Раза два приходил он к отцу, да скореючи в степь ворочался, оттого что жизнь у отца, как придорожный подожженный пень, началась: не горит и не гаснет. Семнадцатый год уже парню пошел, понимать все стал, что к чему. Когда же пришлось Вахрушке с табунами скота в Урал пойти, не вздохнул и не охнул. Так и ушел в горы пастухом байским.
Далеко в горах было селение, куда скот пригнали. Не считал Вахрушка, сколько было у хозяина скота, да и зачем было ему считать! А вот сколько было пастухов, таких же бездомных, каким был и сам, это Вахрушка хорошо знал. С одним из пастухов подружился Вахрушка. Пастуха Гасаном звали. Такой же молчаливый, как и Вахрушка был. Не зубоскал, стариков не обижал, зря не задирался. В степи храбрым был и пастухов в беде не оставлял и больше всего на свете любил сказки говорить. Много их он знал. Откуда, что и бралось у него? Слова как у мудреца, хотя по годам однолеток с Вахрушкой. Любил Вахрушка Гасана слушать. Особенно летом, в ночном, в степи.

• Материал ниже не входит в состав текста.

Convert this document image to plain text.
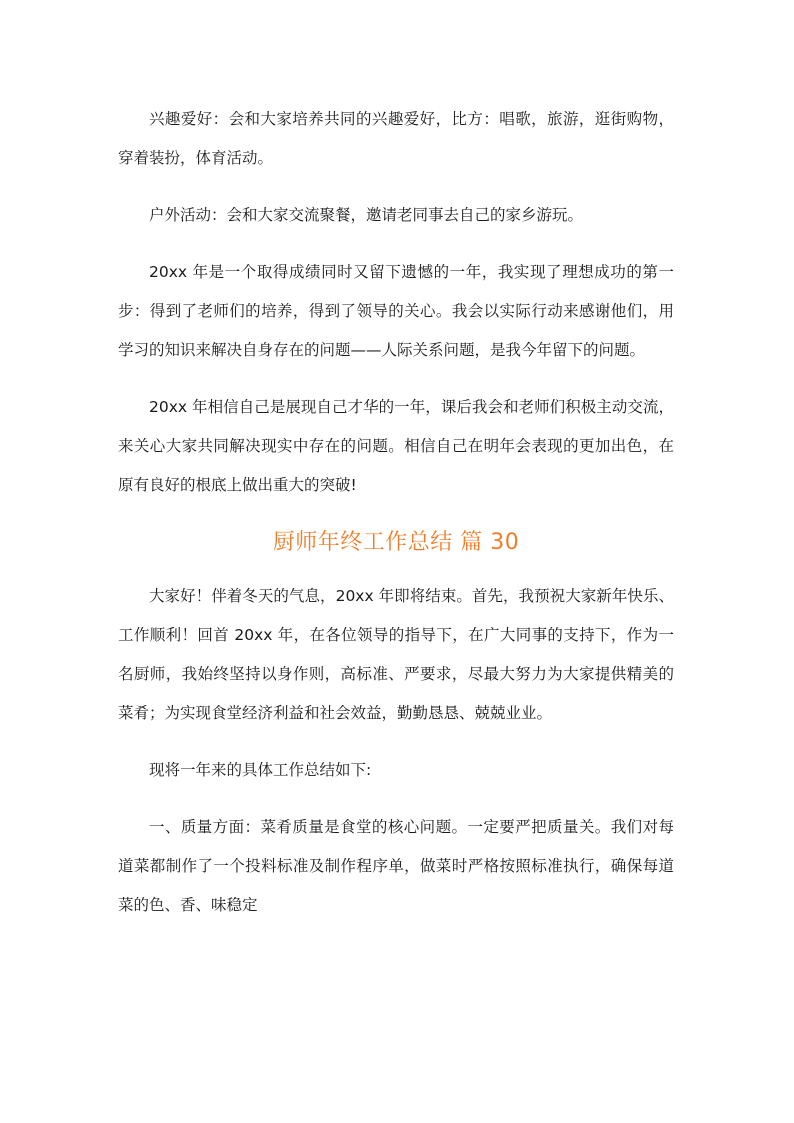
兴趣爱好：会和大家培养共同的兴趣爱好，比方：唱歌，旅游，逛街购物，穿着装扮，体育活动。

户外活动：会和大家交流聚餐，邀请老同事去自己的家乡游玩。

20xx 年是一个取得成绩同时又留下遗憾的一年，我实现了理想成功的第一步：得到了老师们的培养，得到了领导的关心。我会以实际行动来感谢他们，用学习的知识来解决自身存在的问题——人际关系问题，是我今年留下的问题。

20xx 年相信自己是展现自己才华的一年，课后我会和老师们积极主动交流，来关心大家共同解决现实中存在的问题。相信自己在明年会表现的更加出色，在原有良好的根底上做出重大的突破!

厨师年终工作总结 篇 30

大家好！伴着冬天的气息，20xx 年即将结束。首先，我预祝大家新年快乐、工作顺利！回首 20xx 年，在各位领导的指导下，在广大同事的支持下，作为一名厨师，我始终坚持以身作则，高标准、严要求，尽最大努力为大家提供精美的菜肴；为实现食堂经济利益和社会效益，勤勤恳恳、兢兢业业。

现将一年来的具体工作总结如下:

一、质量方面：菜肴质量是食堂的核心问题。一定要严把质量关。我们对每道菜都制作了一个投料标准及制作程序单，做菜时严格按照标准执行，确保每道菜的色、香、味稳定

Говорил Гасан про то, что виделось ему, — про звезды и ковыль, про ветер и горы, как великаны. Он говорил и про свою сестру — девушку Мухасану и далекую Бухару.
Как-то раз зимой чуть не замерз в степи Гасан в своем стареньком бешмете и худых обутках. Спас его Вахрушка от верной смерти и вместе с Гасановой сестрой выходил его. После этого совсем Гасан к Вахрушке привязался. Братом стал называть его. Вахрушка дал другу с себя на волчьем меху ягу и теплые обутки. В шапке из лис и в яге совсем стал походить Гасан на друга. Значит, верно говорится, что доброму человеку, каким был Вахрушка, и чужая беда к сердцу.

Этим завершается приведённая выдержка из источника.